01 07 01 -4-L’ORGANISME L’avocat de l’organisme prétend que même si l’enquêteur Savard a offert au demandeur de consulter le Rapport en question, il n’en reste pas moins que c’est au responsable que revient la charge, aux termes de la Loi, d’en déterminer l’accessibilité et à personne d’autre. Au sein d’un organisme, seul le responsable peut lier ce dernier quant au respect des dispositions de la Loi.

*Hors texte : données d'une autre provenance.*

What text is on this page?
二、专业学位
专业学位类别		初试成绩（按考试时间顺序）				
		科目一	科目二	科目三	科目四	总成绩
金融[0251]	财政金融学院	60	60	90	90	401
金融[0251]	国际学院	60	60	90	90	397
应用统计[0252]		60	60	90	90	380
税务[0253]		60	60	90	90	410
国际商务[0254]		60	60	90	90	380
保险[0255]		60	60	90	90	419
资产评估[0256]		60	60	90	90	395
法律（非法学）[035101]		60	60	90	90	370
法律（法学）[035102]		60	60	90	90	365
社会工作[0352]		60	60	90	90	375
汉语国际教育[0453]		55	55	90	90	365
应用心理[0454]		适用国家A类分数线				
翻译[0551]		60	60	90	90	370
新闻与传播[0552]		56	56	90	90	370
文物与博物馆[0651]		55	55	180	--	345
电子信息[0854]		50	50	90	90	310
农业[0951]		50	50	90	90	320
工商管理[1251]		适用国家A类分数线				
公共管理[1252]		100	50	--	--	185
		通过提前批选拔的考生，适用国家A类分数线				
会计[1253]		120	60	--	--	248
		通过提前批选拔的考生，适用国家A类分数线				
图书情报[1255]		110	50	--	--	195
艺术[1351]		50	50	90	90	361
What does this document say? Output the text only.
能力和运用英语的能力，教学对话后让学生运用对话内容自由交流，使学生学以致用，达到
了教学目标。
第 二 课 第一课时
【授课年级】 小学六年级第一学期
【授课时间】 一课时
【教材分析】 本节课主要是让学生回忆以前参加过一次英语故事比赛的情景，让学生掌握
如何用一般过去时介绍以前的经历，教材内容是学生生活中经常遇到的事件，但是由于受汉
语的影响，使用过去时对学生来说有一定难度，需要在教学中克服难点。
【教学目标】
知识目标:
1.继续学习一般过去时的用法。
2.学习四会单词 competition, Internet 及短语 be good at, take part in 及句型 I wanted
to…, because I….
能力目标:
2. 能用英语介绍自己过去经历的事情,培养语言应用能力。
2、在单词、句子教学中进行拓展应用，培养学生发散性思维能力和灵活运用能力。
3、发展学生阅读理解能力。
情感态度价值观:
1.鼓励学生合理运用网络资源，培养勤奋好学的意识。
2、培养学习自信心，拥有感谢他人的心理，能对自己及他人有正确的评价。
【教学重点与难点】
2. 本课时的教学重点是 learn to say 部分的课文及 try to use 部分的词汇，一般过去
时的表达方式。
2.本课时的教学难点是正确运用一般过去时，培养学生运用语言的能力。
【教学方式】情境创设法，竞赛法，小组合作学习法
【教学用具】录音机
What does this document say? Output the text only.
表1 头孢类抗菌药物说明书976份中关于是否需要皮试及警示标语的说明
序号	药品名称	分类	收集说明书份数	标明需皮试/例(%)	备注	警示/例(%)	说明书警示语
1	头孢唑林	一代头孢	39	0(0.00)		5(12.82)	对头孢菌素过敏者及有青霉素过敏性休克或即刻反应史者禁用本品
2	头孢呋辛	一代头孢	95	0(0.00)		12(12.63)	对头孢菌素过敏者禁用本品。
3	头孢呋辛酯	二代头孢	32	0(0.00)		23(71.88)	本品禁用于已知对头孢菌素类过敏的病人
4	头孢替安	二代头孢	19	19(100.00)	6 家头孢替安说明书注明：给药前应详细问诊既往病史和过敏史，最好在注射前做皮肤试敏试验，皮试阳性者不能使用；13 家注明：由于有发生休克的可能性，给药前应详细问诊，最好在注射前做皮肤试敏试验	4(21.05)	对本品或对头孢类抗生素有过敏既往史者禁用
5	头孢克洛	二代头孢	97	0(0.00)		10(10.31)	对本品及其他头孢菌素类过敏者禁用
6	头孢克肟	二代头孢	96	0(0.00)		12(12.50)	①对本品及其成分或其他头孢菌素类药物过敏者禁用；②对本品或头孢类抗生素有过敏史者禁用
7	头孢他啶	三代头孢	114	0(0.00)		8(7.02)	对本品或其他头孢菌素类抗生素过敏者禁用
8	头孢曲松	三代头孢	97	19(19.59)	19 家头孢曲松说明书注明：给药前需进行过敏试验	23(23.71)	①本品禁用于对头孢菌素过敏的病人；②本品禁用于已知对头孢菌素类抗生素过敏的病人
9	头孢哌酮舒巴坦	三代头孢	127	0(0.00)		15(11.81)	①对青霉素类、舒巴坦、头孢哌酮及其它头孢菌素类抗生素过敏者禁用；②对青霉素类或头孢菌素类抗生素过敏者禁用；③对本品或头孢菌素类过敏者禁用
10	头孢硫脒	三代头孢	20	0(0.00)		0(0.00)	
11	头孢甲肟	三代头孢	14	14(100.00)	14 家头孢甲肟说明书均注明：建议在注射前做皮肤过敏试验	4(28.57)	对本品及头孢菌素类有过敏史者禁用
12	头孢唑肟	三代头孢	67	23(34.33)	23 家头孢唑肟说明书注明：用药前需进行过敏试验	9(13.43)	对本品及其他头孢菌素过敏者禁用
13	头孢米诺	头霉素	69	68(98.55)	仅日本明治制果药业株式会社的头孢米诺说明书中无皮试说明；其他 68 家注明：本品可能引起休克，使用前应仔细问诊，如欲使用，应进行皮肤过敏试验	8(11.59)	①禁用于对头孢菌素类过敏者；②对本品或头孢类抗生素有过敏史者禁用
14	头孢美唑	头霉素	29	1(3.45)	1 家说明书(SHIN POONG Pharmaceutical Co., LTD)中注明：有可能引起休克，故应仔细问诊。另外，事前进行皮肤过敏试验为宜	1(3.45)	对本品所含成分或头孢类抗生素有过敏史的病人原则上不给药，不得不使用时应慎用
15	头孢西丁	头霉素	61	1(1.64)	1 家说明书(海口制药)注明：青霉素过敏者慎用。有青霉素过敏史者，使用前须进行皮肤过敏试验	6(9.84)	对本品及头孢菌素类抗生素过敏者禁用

Il soutient que la Cour du Québec et la Commission ont décidé que tant qu’une enquête n’est pas solutionnée, une réouverture est toujours possible puisque la responsabilité criminelle d’un acte ne se prescrit pas 6 . Dans ces circonstances, le paragraphe 2° du premier alinéa de l’article 28 s’applique. Il argue que son paragraphe 9° est applicable également puisqu’il apparaît au lecteur, à la face même du rapport en litige, que les personnes ayant fait l’objet de l’enquête n’étaient pas dans un état d’esprit idéal et que l’audition impartiale de leur cause pourrait en souffrir. L’avocat de l’organisme plaide enfin que la jurisprudence citée par le demandeur n’est pas pertinente au cas qui nous occupe. En effet, dans l’affaire Pinsonneault, il s’agissait bien d’une enquête de routine, ce qui n’est pas le cas ici. Dans l’affaire Dimaggio, des procédures judiciaires étaient engagées devant les tribunaux, contrairement au cas qui nous occupe. Enfin, dans l’affaire Therrien, il y eut décision qu’aucune accusation ne serait portée à la suite de l’enquête, ce qui diffère du cas sous examen où aucune telle décision n’a pas été prise. DÉCISION La preuve et les dispositions pertinentes de la LEI convainquent la Commission que l’enquêteur André Savard est une personne visée par l’alinéa premier de l’article 28 de la Loi. L’enquête qu’il a menée n’est pas faite pour des motifs administratifs mais bien pour prévenir, détecter ou réprimer le crime. 6 Procureur général du Québec c. Gauthier, [1997] CAI 420 (C.Q.) 423; 9018-5703 Québec inc. et Pitre, Lise c. Ministère de la Sécurité publique, CAI 00 15 63 Québec, le 26 juillet 2001.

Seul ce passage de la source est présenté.